Fragment, na który w zmanipulowany sposób powołuje się portal Wolne Media, zaczyna się około 11. minuty nagrania:
Skuteczność szczepionek w starszych grupach wiekowych jest zawsze olbrzymim wyzwaniem. Okazuje się, że szczepionka grypowa nie jest aż tak skuteczna w przypadku seniorów. Większość korzyści płynie z niej dla młodszych grup wiekowych, które będąc zaszczepionymi nie rozprzestrzeniają wirusa (zasada odporności zbiorowej – przyp. Demagog). Tutaj oczywistym jest, że potrzebujemy szczepionki, która będzie działać w górnych grupach wiekowych, ponieważ te osoby są najbardziej narażone na ryzyko zakażenia i rozprzestrzeniania choroby, i która nie będzie miała efektów ubocznych.
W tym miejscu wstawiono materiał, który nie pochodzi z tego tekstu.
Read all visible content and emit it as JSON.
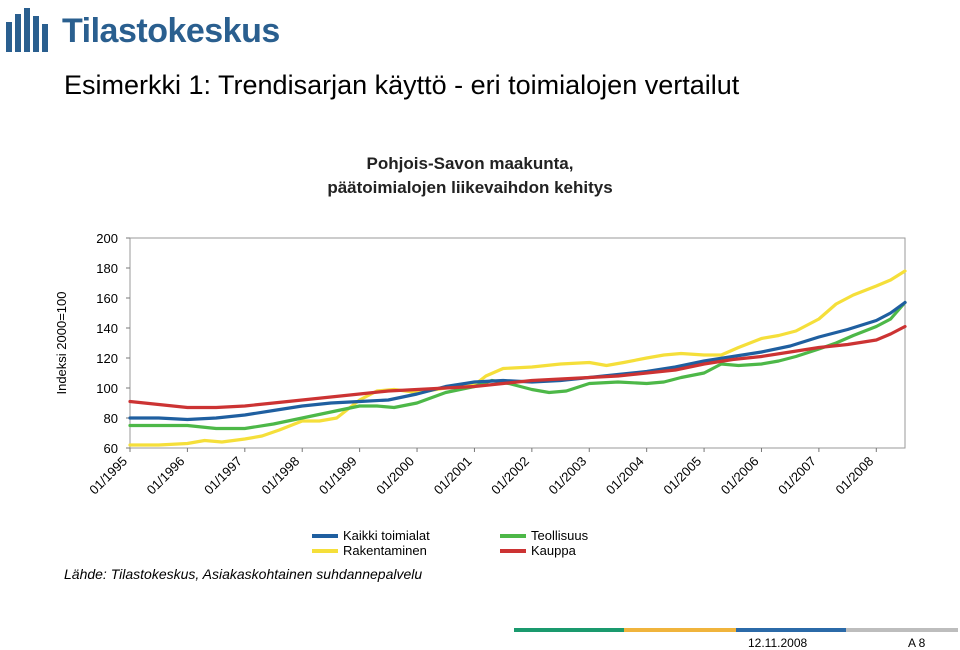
{
  "logo": {
    "text": "Tilastokeskus"
  },
  "slide_title": "Esimerkki 1: Trendisarjan käyttö - eri toimialojen vertailut",
  "source": "Lähde: Tilastokeskus, Asiakaskohtainen suhdannepalvelu",
  "footer": {
    "date": "12.11.2008",
    "page": "A 8",
    "bar_colors": [
      "#1a9a6e",
      "#f0b43c",
      "#2b6aa8",
      "#bdbdbd"
    ]
  },
  "chart_data": {
    "type": "line",
    "title_lines": [
      "Pohjois-Savon maakunta,",
      "päätoimialojen liikevaihdon kehitys"
    ],
    "ylabel": "Indeksi 2000=100",
    "ylim": [
      60,
      200
    ],
    "yticks": [
      60,
      80,
      100,
      120,
      140,
      160,
      180,
      200
    ],
    "xlim": [
      1995.0,
      2008.5
    ],
    "xtick_labels": [
      "01/1995",
      "01/1996",
      "01/1997",
      "01/1998",
      "01/1999",
      "01/2000",
      "01/2001",
      "01/2002",
      "01/2003",
      "01/2004",
      "01/2005",
      "01/2006",
      "01/2007",
      "01/2008"
    ],
    "grid": false,
    "legend_position": "bottom",
    "series": [
      {
        "name": "Kaikki toimialat",
        "color": "#1f5fa0",
        "x": [
          1995.0,
          1995.5,
          1996.0,
          1996.5,
          1997.0,
          1997.5,
          1998.0,
          1998.5,
          1999.0,
          1999.5,
          2000.0,
          2000.5,
          2001.0,
          2001.5,
          2002.0,
          2002.5,
          2003.0,
          2003.5,
          2004.0,
          2004.5,
          2005.0,
          2005.5,
          2006.0,
          2006.5,
          2007.0,
          2007.5,
          2008.0,
          2008.25,
          2008.5
        ],
        "y": [
          80,
          80,
          79,
          80,
          82,
          85,
          88,
          90,
          91,
          92,
          96,
          101,
          104,
          105,
          104,
          105,
          107,
          109,
          111,
          114,
          118,
          121,
          124,
          128,
          134,
          139,
          145,
          150,
          157
        ]
      },
      {
        "name": "Rakentaminen",
        "color": "#f5df3a",
        "x": [
          1995.0,
          1995.5,
          1996.0,
          1996.3,
          1996.6,
          1997.0,
          1997.3,
          1997.6,
          1998.0,
          1998.3,
          1998.6,
          1999.0,
          1999.3,
          1999.6,
          2000.0,
          2000.5,
          2001.0,
          2001.2,
          2001.5,
          2002.0,
          2002.5,
          2003.0,
          2003.3,
          2003.6,
          2004.0,
          2004.3,
          2004.6,
          2005.0,
          2005.3,
          2005.6,
          2006.0,
          2006.3,
          2006.6,
          2007.0,
          2007.3,
          2007.6,
          2008.0,
          2008.25,
          2008.5
        ],
        "y": [
          62,
          62,
          63,
          65,
          64,
          66,
          68,
          72,
          78,
          78,
          80,
          92,
          98,
          99,
          97,
          100,
          102,
          108,
          113,
          114,
          116,
          117,
          115,
          117,
          120,
          122,
          123,
          122,
          122,
          127,
          133,
          135,
          138,
          146,
          156,
          162,
          168,
          172,
          178
        ]
      },
      {
        "name": "Teollisuus",
        "color": "#4db848",
        "x": [
          1995.0,
          1995.5,
          1996.0,
          1996.5,
          1997.0,
          1997.5,
          1998.0,
          1998.5,
          1999.0,
          1999.3,
          1999.6,
          2000.0,
          2000.5,
          2001.0,
          2001.3,
          2001.6,
          2002.0,
          2002.3,
          2002.6,
          2003.0,
          2003.5,
          2004.0,
          2004.3,
          2004.6,
          2005.0,
          2005.3,
          2005.6,
          2006.0,
          2006.3,
          2006.6,
          2007.0,
          2007.3,
          2007.6,
          2008.0,
          2008.25,
          2008.5
        ],
        "y": [
          75,
          75,
          75,
          73,
          73,
          76,
          80,
          84,
          88,
          88,
          87,
          90,
          97,
          101,
          105,
          103,
          99,
          97,
          98,
          103,
          104,
          103,
          104,
          107,
          110,
          116,
          115,
          116,
          118,
          121,
          126,
          130,
          135,
          141,
          146,
          157
        ]
      },
      {
        "name": "Kauppa",
        "color": "#cc3333",
        "x": [
          1995.0,
          1995.5,
          1996.0,
          1996.5,
          1997.0,
          1997.5,
          1998.0,
          1998.5,
          1999.0,
          1999.5,
          2000.0,
          2000.5,
          2001.0,
          2001.5,
          2002.0,
          2002.5,
          2003.0,
          2003.5,
          2004.0,
          2004.5,
          2005.0,
          2005.5,
          2006.0,
          2006.5,
          2007.0,
          2007.5,
          2008.0,
          2008.25,
          2008.5
        ],
        "y": [
          91,
          89,
          87,
          87,
          88,
          90,
          92,
          94,
          96,
          98,
          99,
          100,
          101,
          103,
          105,
          106,
          107,
          108,
          110,
          112,
          116,
          119,
          121,
          124,
          127,
          129,
          132,
          136,
          141
        ]
      }
    ]
  }
}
Jeśli mamy szczepionkę ze statystykami efektów ubocznych 1 na 10 tys. przypadków, to tutaj jest to o wiele więcej, 700 tys. osób może z tego powodu ucierpieć. Więc, musimy rozumieć bezpieczeństwo na gigantyczną skalę, na wszystkie grupy wiekowe, mężczyźni, kobiety, kobiety w ciąży, niedożywieni, choroby współistniejące… To będzie bardzo trudne, aby powiedzieć: »OK, zróbmy to, wypuśćmy szczepionkę dla całego świata«. Rządy będą musiały być w to zaangażowane, ponieważ będzie to jakieś ryzyko i prawdopodobnie konieczność odszkodowań.
Gates mówi o hipotetycznej skali osób, które będą się mierzyć z efektami ubocznymi szczepionki, w przypadku gdyby została zaszczepiona cała populacja świata, a szczepionka miała wskaźnik występowania efektów ubocznych 1 na 10 tys. przypadków.
W żadnym momencie nie sugeruje on, że szczepionka na SARS-CoV-2 będzie miała taki właśnie wskaźnik, ani tym bardziej – że przyczyni się do jakichkolwiek zgonów.
Obecne prace nad szczepionką na SARS-CoV-2 są jeszcze w zbyt wczesnej fazie, by móc przewidywać, w jakiej skali wystąpią efekty uboczne. Zwracają na to uwagę cytowani przez fact-checkingowy portal AFP Sprawdzam eksperci, prof. dr hab. Krzysztof Pyrć z Małopolskiego Centrum Biotechnologii Uniwersytetu Jagiellońskiego i konsultant krajowy w dziedzinie epidemiologii dr hab. Iwona Paradowska-Stankiewicz.
Nie można rozmawiać o efektach nieistniejącej szczepionki. To co się dzieje w kontekście Billa Gates’a przypomina klasyczne polowanie na czarownice. Osoba, która ostrzega i próbuje działać jest identyfikowana z zagrożeniem.
– stwierdził prof. Pyrć.
O pracach nad szczepionką na koronawirusa Bill Gates pisze także na swoim blogu „Gates Notes”. Również tam zaznacza, że z uwagi na skalę przedsięwzięcia bezpieczeństwo szczepionki jest absolutnym priorytetem.